One does not have to search for any great length of time through the extensive discography of Sir John Barbirolli to comprehend his life-long devotion to British music and, perhaps rather more so, to contemporary British composers. Of course, for a conductor who died in 1970, the use of the word ‘contemporary’ may seem somewhat out-dated with regard to the composers concerned: but they were, undoubtedly, Barbirolli’s contemporaries, embracing a wide spread of creative figures.
Barbirolli conducted the world premieres of two Vaughan Williams Symphonies – the Seventh, Antartica, and Eighth (the latter dedicated to him) – and made the first-ever recording of the Fifth, all with the Hallé Orchestra in Manchester.

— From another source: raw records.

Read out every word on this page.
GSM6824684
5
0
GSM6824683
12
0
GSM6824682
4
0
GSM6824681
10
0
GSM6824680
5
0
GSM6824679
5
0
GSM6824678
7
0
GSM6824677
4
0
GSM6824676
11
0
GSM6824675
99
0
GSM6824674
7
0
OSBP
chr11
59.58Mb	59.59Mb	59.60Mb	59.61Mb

Earlier in his career, during his period as Music Director of the Philharmonic-Symphony Orchestra of New York, he had conducted the world premieres of two major scores by Benjamin Britten – the Violin Concerto, with Antonio Brosa as soloist, and the Sinfonia da Requiem – and Barbirolli’s later first recordings of major scores by Bax (Third Symphony) Edmund Rubbra (his Fifth Symphony) and John Ireland (Mai-Dun, and These Things Shall Be) amply demonstrate his commitment to British music of his time, those commercial recordings for HMV and Pye constituting one aspect of the great conductor’s support for British music.

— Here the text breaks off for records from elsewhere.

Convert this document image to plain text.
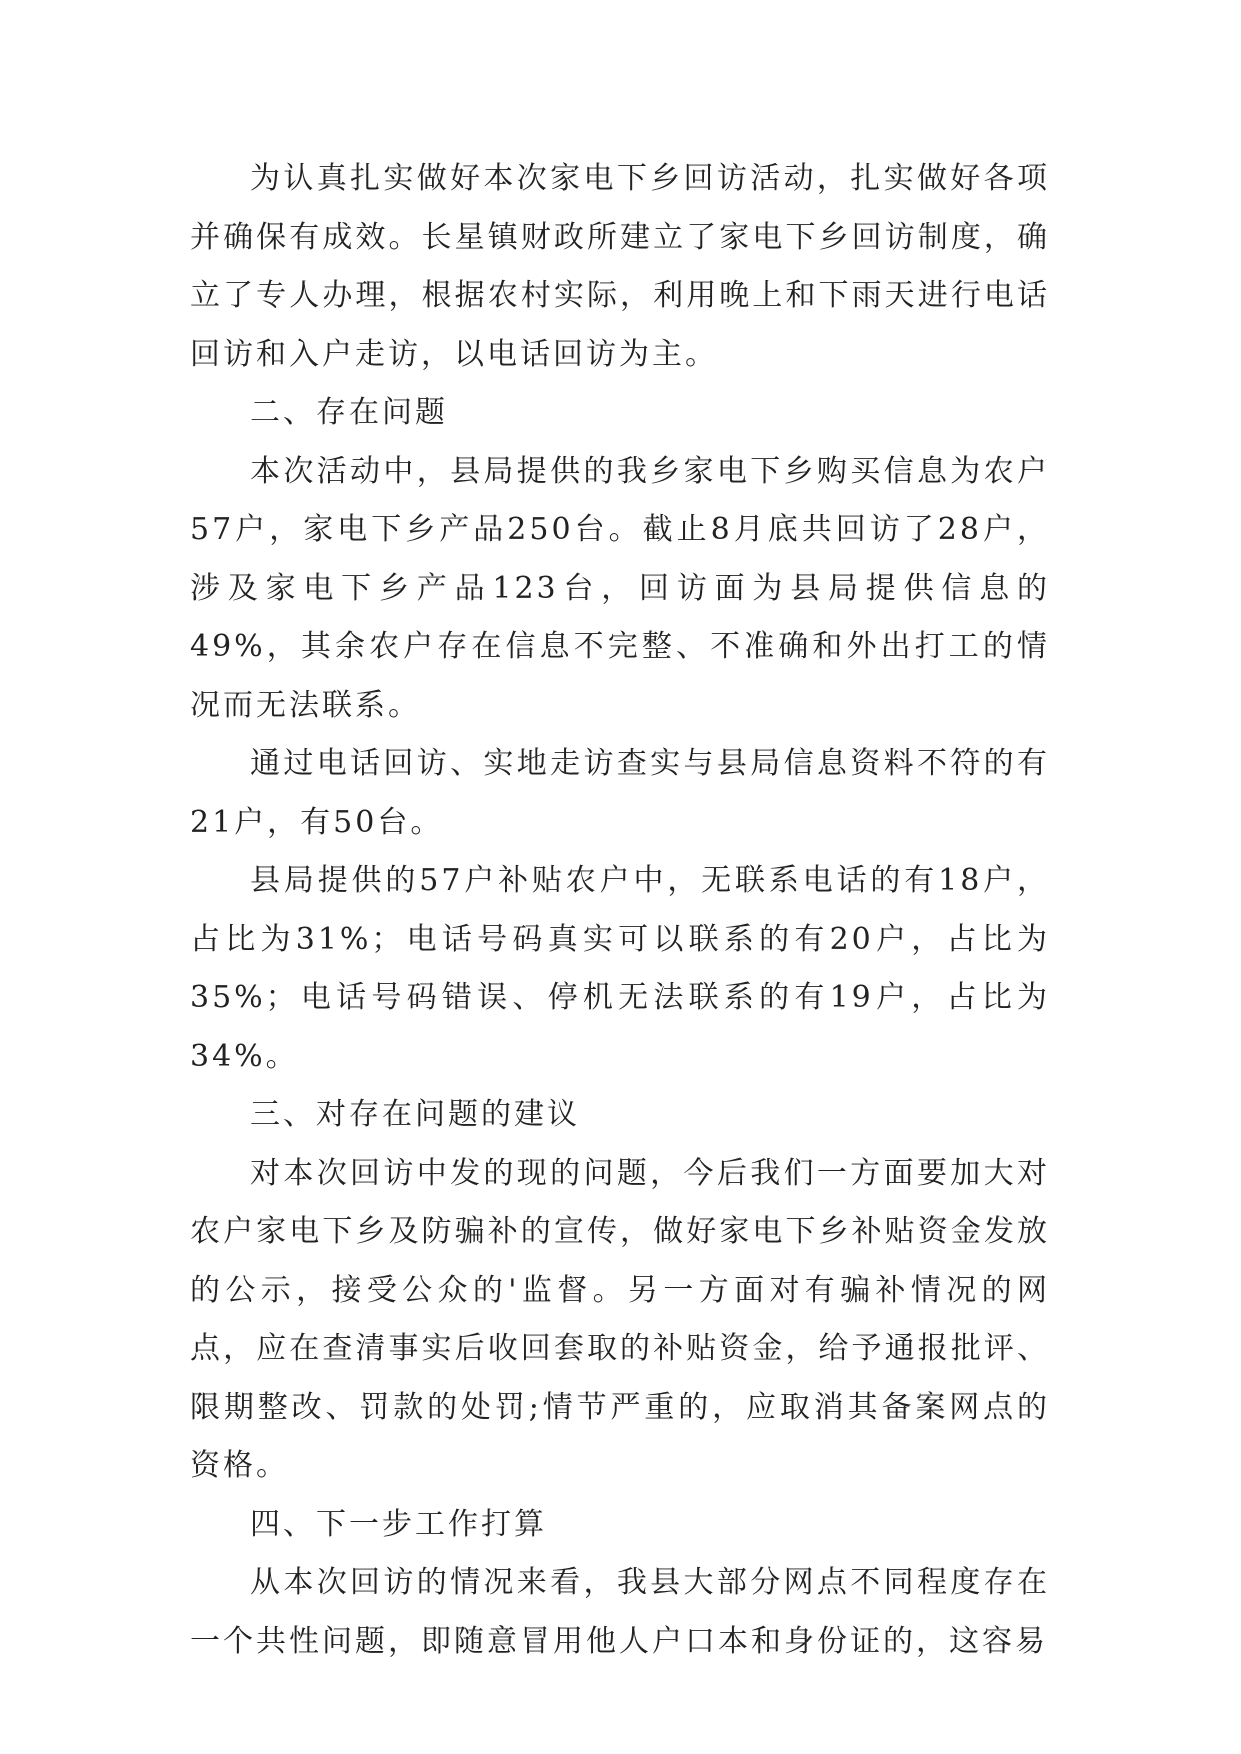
为认真扎实做好本次家电下乡回访活动，扎实做好各项并确保有成效。长星镇财政所建立了家电下乡回访制度，确立了专人办理，根据农村实际，利用晚上和下雨天进行电话回访和入户走访，以电话回访为主。

二、存在问题

本次活动中，县局提供的我乡家电下乡购买信息为农户57户，家电下乡产品250台。截止8月底共回访了28户，涉及家电下乡产品123台，回访面为县局提供信息的49%，其余农户存在信息不完整、不准确和外出打工的情况而无法联系。

通过电话回访、实地走访查实与县局信息资料不符的有21户，有50台。

县局提供的57户补贴农户中，无联系电话的有18户，占比为31%；电话号码真实可以联系的有20户，占比为35%；电话号码错误、停机无法联系的有19户，占比为34%。

三、对存在问题的建议

对本次回访中发的现的问题，今后我们一方面要加大对农户家电下乡及防骗补的宣传，做好家电下乡补贴资金发放的公示，接受公众的'监督。另一方面对有骗补情况的网点，应在查清事实后收回套取的补贴资金，给予通报批评、限期整改、罚款的处罚;情节严重的，应取消其备案网点的资格。

四、下一步工作打算

从本次回访的情况来看，我县大部分网点不同程度存在一个共性问题，即随意冒用他人户口本和身份证的，这容易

What they do not reveal is Barbirolli’s live concert-giving and broadcasts of other works, and his long-serving additional commitment to the annual Cheltenham Festival, where he and the Hallé premiered many British orchestral works during the 1950s and 60s – including Symphonies by Arthur Butterworth (Hallé member as trumpeter for many years), John McCabe and – more relevant to the present issue – William Alwyn. It was not Alwyn’s symphonic music that first brought composer and conductor together: it was a film, A City Speaks, made in 1947 and directed by Paul Rotha, chronicling the rebirth of Manchester after the blitz air-raids of 1940, and the bombardment of the old Free Trade Hall. For such a film, on such a subject, Barbirolli and the Hallé were the obvious – indeed, the only – choice to play the film’s specially commissioned music, which had been written by Alwyn.
On learning of Alwyn’s then-new First Symphony, Barbirolli promised to give the premiere at the Cheltenham Festival. He was as good as his word – the premiere took place in 1950, followed by the London premiere and a commission for a Second Symphony, which followed in 1953.
And so it was that Barbirolli became one of William Alwyn’s most staunch supporters; several of the results of his later association with the composer can be heard on this CD. Before the Second Symphony was completely ready, Barbirolli and the Hallé had premiered Alwyn’s Symphonic Prelude The Magic Island in Manchester, following it with the broadcast premiere, which we hear on this CD.